I have 3 does and 1 buck, all miniature LaManchas. Since my does are all bred I have been leaving my buck with the girls. I have never owned my own buck before - is there any reason I should separate him out? My does are due to kid in late February through March. Obviously I will have to separate him for kidding season, so my follow-up question is; can a buck be housed alone or do I need to find another buck or wether for him?


----------



## margaret (Aug 30, 2013)

I have a friend who I think has just one buck by himself but personally I would never have a buck housed alone. I think they need companions.


----------



## J.O.Y. Farm (Jan 10, 2012)

Ideally a buddy would be good for him, but, if he shares a fence line with your does, he will be fine that way too


----------



## lottsagoats1 (Apr 12, 2014)

Some people house their buck with the pregnant does for the first couple of months and then separate. I never have. When I had a single buck, his pen was close to the does so he could interact with them from a safe distance. I have 2 now, so they keep each other company.


----------



## Ranger1 (Sep 1, 2014)

J.O.Y. Farm said:


> Ideally a buddy would be good for him, but, if he shares a fence line with your does, he will be fine that way too


This is what I do. However, we now have two bucks and when the young one is the same size as the old one, we will put them together. If we still have the old one...... He is mean to the smaller guys is why they aren't together now.


----------



## nancy d (Oct 5, 2007)

My buck's young wether bud died. He can hear but not see the others.
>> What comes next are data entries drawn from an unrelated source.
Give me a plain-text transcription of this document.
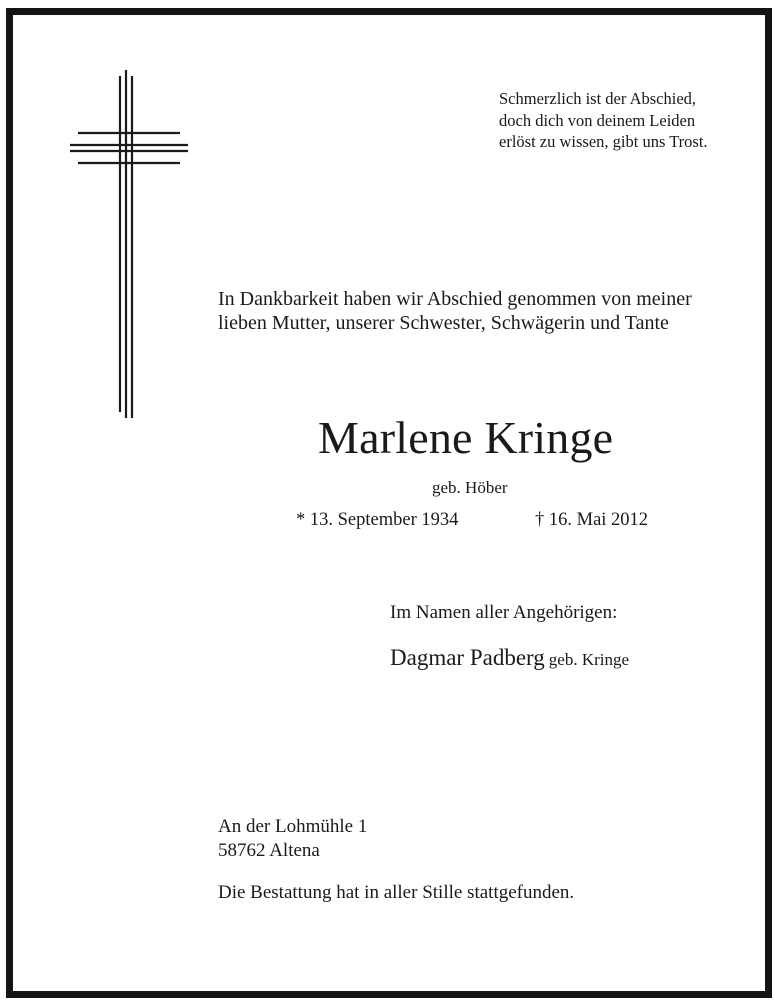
Schmerzlich ist der Abschied,
doch dich von deinem Leiden
erlöst zu wissen, gibt uns Trost.
In Dankbarkeit haben wir Abschied genommen von meiner
lieben Mutter, unserer Schwester, Schwägerin und Tante
Marlene Kringe
geb. Höber
* 13. September 1934	† 16. Mai 2012
Im Namen aller Angehörigen:
Dagmar Padberg geb. Kringe
An der Lohmühle 1
58762 Altena
Die Bestattung hat in aller Stille stattgefunden.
It was a miserable couple of lonely weeks for him until we put a couple of does in with him. 
I don't know exactly what Im gonna do when the season ends, maybe leave a doe or two with him for a few months or move the old wether in with him.


----------



## dtopham1 (Nov 17, 2014)

Thank you for your replies... that answered my question perfectly!


----------



## toth boer goats (Jul 20, 2008)

Good advice.


----------